Many pieces of art in the Trust’s collections are valued as accurate depictions of people and life in Bermuda in days gone by.
Watercolours by Thomas Driver of places and buildings (in addition to those in the Elliott Collection) form an invaluable architectural record of Bermuda 1814–1836. Driver was an Englishman who came to Bermuda to work as the assistant to the Agent for Victualling His Majesty’s Ships at the height of the War of 1812. He painted prolifically, using a camera lucida (a device which projects an image onto the page) and this accounts for the accuracy of his drawings. After the war he remained in Bermuda working as an auctioneer and continuing to paint.
Another important piece is a book of 13 prints by Lieutenant Edmund Hallewell. He came to Bermuda as an ensign in 1841 and within three years had been promoted to adjutant of the 20th Regiment. He later served with distinction in the Crimea and ended his career as the Commandant of the Royal Military College at Sandhurst. In Bermuda he served Governor William Reid and married his daughter.

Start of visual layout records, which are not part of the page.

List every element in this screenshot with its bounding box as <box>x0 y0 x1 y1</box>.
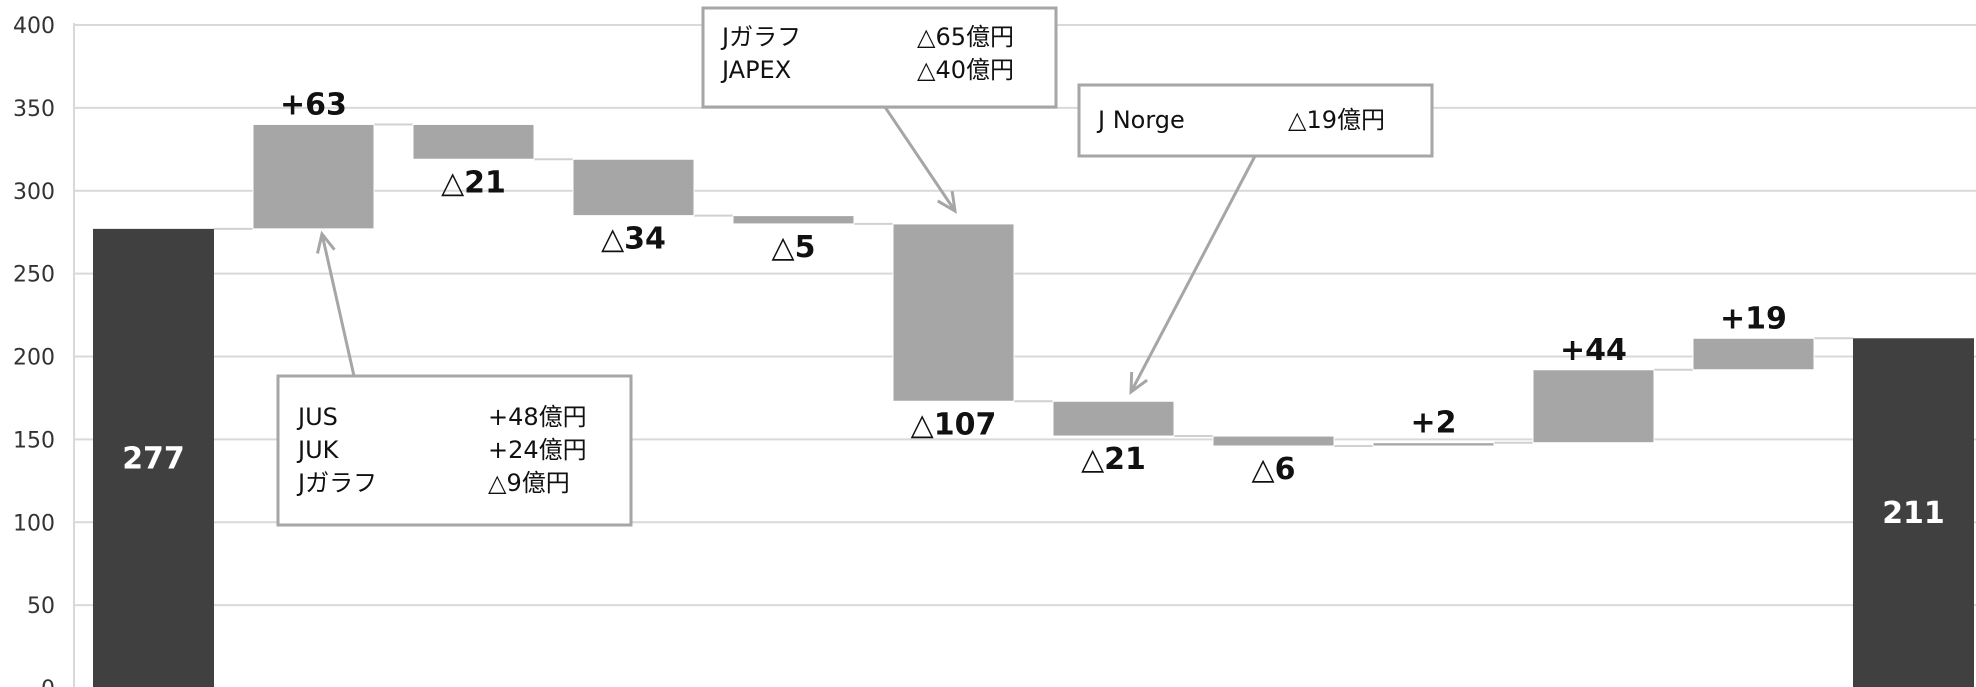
decrease-bar <box>892 223 1015 402</box>
step-value-label: △107 <box>911 407 997 442</box>
step-value-label: +44 <box>1560 333 1627 368</box>
step-value-label: +63 <box>280 87 347 122</box>
callout-arrow-line <box>1129 155 1257 393</box>
total-bar <box>93 228 214 687</box>
callout-value: +24億円 <box>488 436 587 464</box>
callout-layer: JUS +48億円 JUK +24億円 Jガラフ △9億円 Jガラフ △65億円 JAPEX △4… <box>276 6 1434 527</box>
step-value-label: △21 <box>441 165 506 200</box>
callout-box: Jガラフ △65億円 JAPEX △40億円 <box>701 6 1058 214</box>
y-tick-label: 200 <box>13 346 55 371</box>
y-tick-label: 400 <box>13 14 55 39</box>
total-value-label: 277 <box>122 441 185 476</box>
label-layer: 277 +63 △21 △34 △5 △107 △21 △6 +2 +44 +19 211 <box>122 87 1945 531</box>
y-tick-label: 150 <box>13 428 55 453</box>
callout-name: JUK <box>296 436 340 464</box>
callout-name: JAPEX <box>720 56 791 84</box>
callout-arrow-line <box>320 233 356 377</box>
callout-frame <box>276 374 633 527</box>
total-bar <box>1853 338 1974 687</box>
callout-value: △9億円 <box>488 469 570 497</box>
callout-value: △65億円 <box>917 23 1014 51</box>
callout-arrowhead <box>316 230 336 254</box>
y-tick-label: 100 <box>13 511 55 536</box>
callout-name: J Norge <box>1096 106 1185 134</box>
callout-box: JUS +48億円 JUK +24億円 Jガラフ △9億円 <box>276 230 633 527</box>
callout-name: Jガラフ <box>296 469 377 497</box>
step-value-label: △21 <box>1081 442 1146 477</box>
increase-bar <box>1372 442 1495 447</box>
bar-layer <box>93 123 1974 687</box>
callout-value: +48億円 <box>488 403 587 431</box>
decrease-bar <box>1052 400 1175 437</box>
callout-name: Jガラフ <box>720 23 801 51</box>
callout-value: △19億円 <box>1288 106 1385 134</box>
y-tick-label: 0 <box>41 677 55 687</box>
total-value-label: 211 <box>1882 496 1945 531</box>
y-tick-label: 350 <box>13 97 55 122</box>
callout-box: J Norge △19億円 <box>1077 83 1434 396</box>
grid-layer: 0 50 100 150 200 250 300 350 400 <box>13 14 1976 687</box>
callout-arrowhead <box>1129 371 1148 396</box>
callout-frame <box>701 6 1058 109</box>
callout-arrow-line <box>883 106 957 212</box>
decrease-bar <box>572 158 695 217</box>
callout-value: △40億円 <box>917 56 1014 84</box>
y-tick-label: 250 <box>13 263 55 288</box>
step-value-label: △5 <box>772 230 816 265</box>
callout-arrowhead <box>936 190 957 214</box>
step-value-label: +19 <box>1720 301 1787 336</box>
increase-bar <box>1532 369 1655 444</box>
increase-bar <box>252 123 375 230</box>
callout-frame <box>1077 83 1434 158</box>
decrease-bar <box>412 123 535 160</box>
step-value-label: +2 <box>1410 406 1456 441</box>
y-tick-label: 300 <box>13 180 55 205</box>
connector-layer <box>214 123 1853 448</box>
step-value-label: △6 <box>1252 452 1296 487</box>
increase-bar <box>1692 337 1815 371</box>
y-tick-label: 50 <box>27 594 55 619</box>
step-value-label: △34 <box>601 222 666 257</box>
callout-name: JUS <box>296 403 338 431</box>
decrease-bar <box>732 215 855 225</box>
decrease-bar <box>1212 435 1335 447</box>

Hallewell painted panoramas of the island in watercolours, which were then translated into lithographs and made into the book.
One of the Trust’s treasured possessions is a watercolour of Waterville painted by Bessie Gray in 1896. She was the daughter of Chief Justice Brownlow Gray. The first known works by Bermuda-born artists date from the 1870s and 1880s and were by Susan Frith (1837-1910) and Bessie Gray (1854-1925), followed by their successors the Tucker sisters, Ethel and Kate. Bessie Gray was best known for her appealing renditions of Bermuda flora and old style cottages, but she also dabbled in coastal scenes.